Publié le mardi 09 mars 2010 à 08H12
Une journée internationale pour une cause. N'en déplaise aux détracteurs des “journées de” qui critiquent l'intérêt de telles célébrations annuelles, aussi futiles soient-elles, ces journées représentent l’occasion de soulever des problèmes ou de souligner des inégalités. Sauf qu’en Polynésie française, les disparités sont gentiment enrobées de propos sirupeux pour éviter d’avoir à s’en inquiéter. Dimanche à la présidence, les femmes étaient accueillies pour faire la fête à l’occasion de leur journée. Hier à l’assemblée, ce sont surtout des élues qui ont évoqué la parité, qui permet à bon nombre d’entre elles d’être là, vu que sinon les femmes seraient largement minoritaires, comme l’illustre la composition du gouvernement qui n’en compte que deux. On ne peut pas dire que les femmes politiques ont évoqué les réels problèmes que les femmes rencontrent au quotidien, qu’il s’agisse d’inégalité de salaire, de misogynie dans la vie professionnelle, de machisme dans la vie privée, de violences conjugales ou de surcharge de travail... tout simplement parce que malgré leur bonne volonté, elles ne sont pas très représentatives de l’ensemble de la population féminine.

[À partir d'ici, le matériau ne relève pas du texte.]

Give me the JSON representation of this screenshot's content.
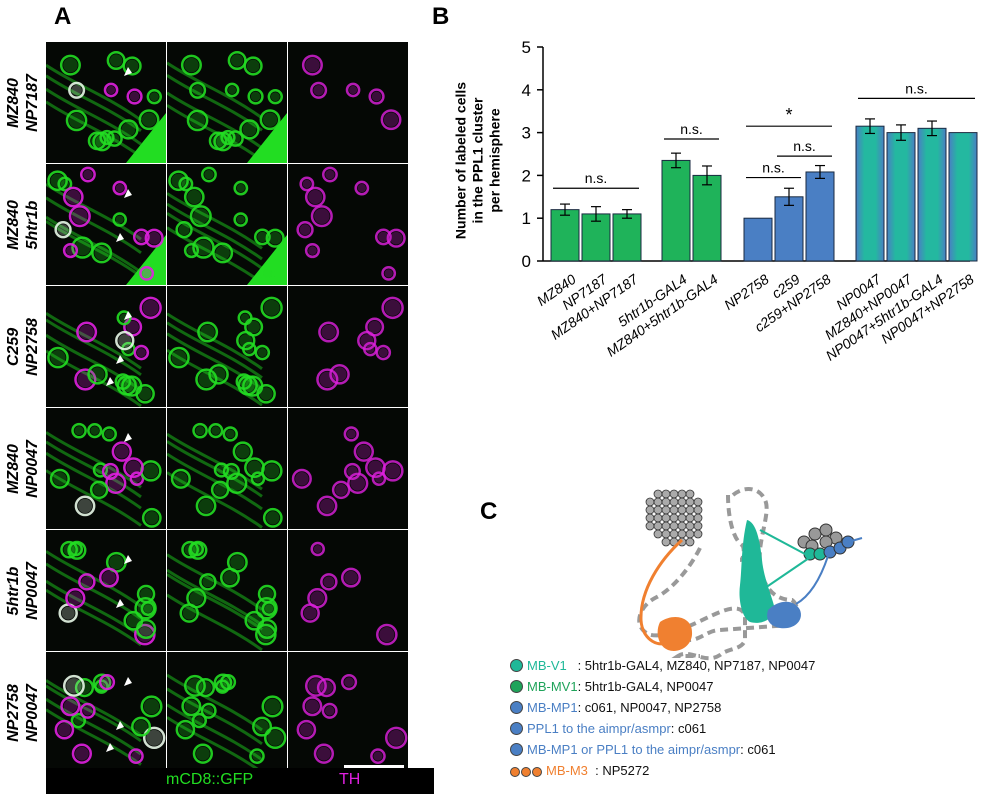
{
  "panelA": {
    "letter": "A",
    "rows": [
      {
        "line1": "MZ840",
        "line2": "NP7187"
      },
      {
        "line1": "MZ840",
        "line2": "5htr1b"
      },
      {
        "line1": "C259",
        "line2": "NP2758"
      },
      {
        "line1": "MZ840",
        "line2": "NP0047"
      },
      {
        "line1": "5htr1b",
        "line2": "NP0047"
      },
      {
        "line1": "NP2758",
        "line2": "NP0047"
      }
    ],
    "channel_green": "mCD8::GFP",
    "channel_magenta": "TH",
    "colors": {
      "green": "#22dd22",
      "magenta": "#e020e0",
      "overlap": "#e8f8e8"
    }
  },
  "panelB": {
    "letter": "B",
    "chart_data": {
      "type": "bar",
      "ylabel": "Number of labeled cells in the PPL1 cluster per hemisphere",
      "ylabel_lines": [
        "Number of labeled cells",
        "in the PPL1 cluster",
        "per hemisphere"
      ],
      "ylim": [
        0,
        5
      ],
      "yticks": [
        0,
        1,
        2,
        3,
        4,
        5
      ],
      "groups": [
        {
          "bars": [
            {
              "label": "MZ840",
              "value": 1.2,
              "err": 0.13,
              "color": "green"
            },
            {
              "label": "NP7187",
              "value": 1.1,
              "err": 0.17,
              "color": "green"
            },
            {
              "label": "MZ840+NP7187",
              "value": 1.1,
              "err": 0.1,
              "color": "green"
            }
          ],
          "sig": [
            {
              "from": 0,
              "to": 2,
              "y": 1.7,
              "text": "n.s."
            }
          ]
        },
        {
          "bars": [
            {
              "label": "5htr1b-GAL4",
              "value": 2.35,
              "err": 0.17,
              "color": "green"
            },
            {
              "label": "MZ840+5htr1b-GAL4",
              "value": 2.0,
              "err": 0.22,
              "color": "green"
            }
          ],
          "sig": [
            {
              "from": 0,
              "to": 1,
              "y": 2.85,
              "text": "n.s."
            }
          ]
        },
        {
          "bars": [
            {
              "label": "NP2758",
              "value": 1.0,
              "err": 0,
              "color": "blue"
            },
            {
              "label": "c259",
              "value": 1.5,
              "err": 0.2,
              "color": "blue"
            },
            {
              "label": "c259+NP2758",
              "value": 2.08,
              "err": 0.15,
              "color": "blue"
            }
          ],
          "sig": [
            {
              "from": 0,
              "to": 2,
              "y": 3.15,
              "text": "*"
            },
            {
              "from": 0,
              "to": 1,
              "y": 1.95,
              "text": "n.s."
            },
            {
              "from": 1,
              "to": 2,
              "y": 2.45,
              "text": "n.s."
            }
          ]
        },
        {
          "bars": [
            {
              "label": "NP0047",
              "value": 3.15,
              "err": 0.17,
              "color": "blue-green"
            },
            {
              "label": "MZ840+NP0047",
              "value": 3.0,
              "err": 0.18,
              "color": "blue-green"
            },
            {
              "label": "NP0047+5htr1b-GAL4",
              "value": 3.1,
              "err": 0.17,
              "color": "blue-green"
            },
            {
              "label": "NP0047+NP2758",
              "value": 3.0,
              "err": 0,
              "color": "blue-green"
            }
          ],
          "sig": [
            {
              "from": 0,
              "to": 3,
              "y": 3.8,
              "text": "n.s."
            }
          ]
        }
      ],
      "colors": {
        "green": "#1fb35a",
        "blue": "#4a7fc4",
        "teal_center": "#24b8a0",
        "edge": "#1a2a40"
      }
    }
  },
  "panelC": {
    "letter": "C",
    "legend": [
      {
        "name": "MB-V1",
        "sep": "   : ",
        "lines": "5htr1b-GAL4, MZ840, NP7187, NP0047",
        "dot_color": "#1fb898",
        "name_color": "#1fb898"
      },
      {
        "name": "MB-MV1",
        "sep": ": ",
        "lines": "5htr1b-GAL4, NP0047",
        "dot_color": "#1fa35a",
        "name_color": "#1fa35a"
      },
      {
        "name": "MB-MP1",
        "sep": ": ",
        "lines": "c061, NP0047, NP2758",
        "dot_color": "#4a7fc4",
        "name_color": "#4a7fc4"
      },
      {
        "name": "PPL1 to the aimpr/asmpr",
        "sep": ": ",
        "lines": "c061",
        "dot_color": "#4a7fc4",
        "name_color": "#4a7fc4"
      },
      {
        "name": "MB-MP1 or PPL1 to the aimpr/asmpr",
        "sep": ": ",
        "lines": "c061",
        "dot_color": "#4a7fc4",
        "name_color": "#4a7fc4"
      },
      {
        "name": "MB-M3",
        "sep": "  : ",
        "lines": "NP5272",
        "dot_color": "#f08030",
        "name_color": "#f08030",
        "triple": true
      }
    ]
  }
}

Comme tous les ans le 8 mars, les discours de la gent masculine ont dégouliné de clichés plein de bonnes intentions avec des odes à la femme qui sait cumuler vies professionnelle, privée et rôle de mère. Mais en fin de journée, cric crac tout est fini, on range ses tablettes et personne ne tente de ruer dans les brancards pour changer la situation presque charmante ou du moins confortable pour bien des tane. Il existe tant de pays ou la femme est traitée comme un être inférieur que les maux dont souffrent certaines femmes polynésiennes semblent en comparaison de bien piètre importance. Il existe pourtant de nombreuses petites injustices qui mériteraient que l'on se batte pour qu'elles cessent, tout comme le citoyen doit se battre pour non seulement conserver son droit de vote, mais aussi pour qu'il ne soit pas usurpé.
Comme dans beaucoup de pays occidentaux, en Polynésie française les femmes ont souvent un meilleur niveau scolaire que les hommes et sont dotées d'une bien plus grande adaptabilité à force d’être exercées à multiplier les tâches. Une étude sur les femmes chef d'entreprises vient de démontrer qu'elles ont “une productivité plus élevée, une politique de financement sage, un positionnement stratégique adapté en permanence à la conjoncture”. Il est donc prouvé que les entreprises gérées par des femmes sont plus performantes et licencient moins. Mais aucune étude ne changera les mentalités. D’autant que la plupart des femmes étant moins ambitieuses que leurs homologues masculins, elles cèdent volontiers à leurs caprices de virilité qui doit les laisser croire qu’ils dominent. C’est tellement plus simple de respecter les apparences quand la cause ne mérite pas de se rebeller.
C’est peut-être pour ça qu'il y a si peu de femmes à la tête d'un pays ou d'un parti, mais aussi beaucoup moins de femmes en prison.